7 Tips To Make Your Prayer Time Better
- Talk to God as if he were your best friend. You can trust God and talk to him about anything without fear of judgment, just like a true best friend would. You can run to him and tell him everything; he is your best friend. He is always available to listen to you, regardless of the time or situation.
- Get physically comfortable. While it is appropriate to kneel when praying, it is not always necessary. You must relax mentally and physically to stay focused on your intentions toward God. When you are exhausted and unable to get out of bed to pray, pray to God while lying down. He understands your heart and desire and will accept whatever prayer position you choose. He’d rather let you pray than skip it because you can’t get on the floor.
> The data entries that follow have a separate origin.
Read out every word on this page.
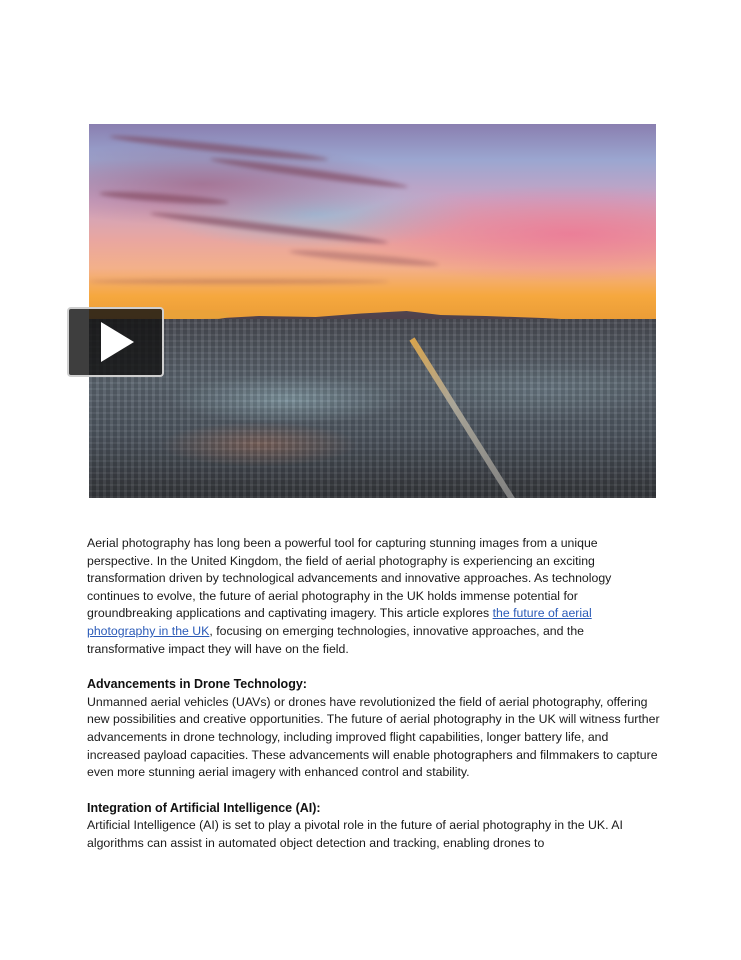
Aerial photography has long been a powerful tool for capturing stunning images from a unique perspective. In the United Kingdom, the field of aerial photography is experiencing an exciting transformation driven by technological advancements and innovative approaches. As technology continues to evolve, the future of aerial photography in the UK holds immense potential for groundbreaking applications and captivating imagery. This article explores the future of aerial photography in the UK, focusing on emerging technologies, innovative approaches, and the transformative impact they will have on the field.

Advancements in Drone Technology:

Unmanned aerial vehicles (UAVs) or drones have revolutionized the field of aerial photography, offering new possibilities and creative opportunities. The future of aerial photography in the UK will witness further advancements in drone technology, including improved flight capabilities, longer battery life, and increased payload capacities. These advancements will enable photographers and filmmakers to capture even more stunning aerial imagery with enhanced control and stability.

Integration of Artificial Intelligence (AI):

Artificial Intelligence (AI) is set to play a pivotal role in the future of aerial photography in the UK. AI algorithms can assist in automated object detection and tracking, enabling drones to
- Make a list ahead of time. When our minds are jumbled, thinking of anything to say when we pray can be challenging. If that’s the case, try making a list beforehand. This relieves the pressure of remembering everything you want to pray for, allowing you to enjoy the conversation and feel His love.
- Remember to listen. How often do you pause to listen to what God is saying to you? We sometimes lose sight of the fact that this is a two-way conversation. He enjoys listening to you, but He is also available to assist you and provide answers. When you ask for something, take a breath and listen.
- Pray frequently. The more you pray, the more natural it will appear, and the more you want to pray. Prayer should not be regarded as a “chore” but as genuine communication with God.
- Read the Bible for answers. Praying may be difficult for you because you do not feel like you are receiving answers. If that is the case, read the Word of God. God will sometimes answer our prayers through the verses we read. Prayer and scripture study go hand in hand.
- Believe that God will answer you. God is trustworthy even when you don’t see your prayers answered or problems solved immediately. You may think, “God didn’t help me last time, so why would He help me this time?” Don’t ask for anything in your prayer unless you truly believe God will answer you. According to the Bible, God always keeps His promises. He cares about you and has good things in store for you.
Recognizing God in our lives isn’t enough; we also need to build a strong relationship with Him through prayer and reading His word. It is essential to talk to God in our hearts and minds, whether we pray aloud or silently.
We can talk to Him about what is happening inside us—good and bad. God loves us and is always eager to hear from us; however, we will hear directly from God if we are willing and humble enough to listen.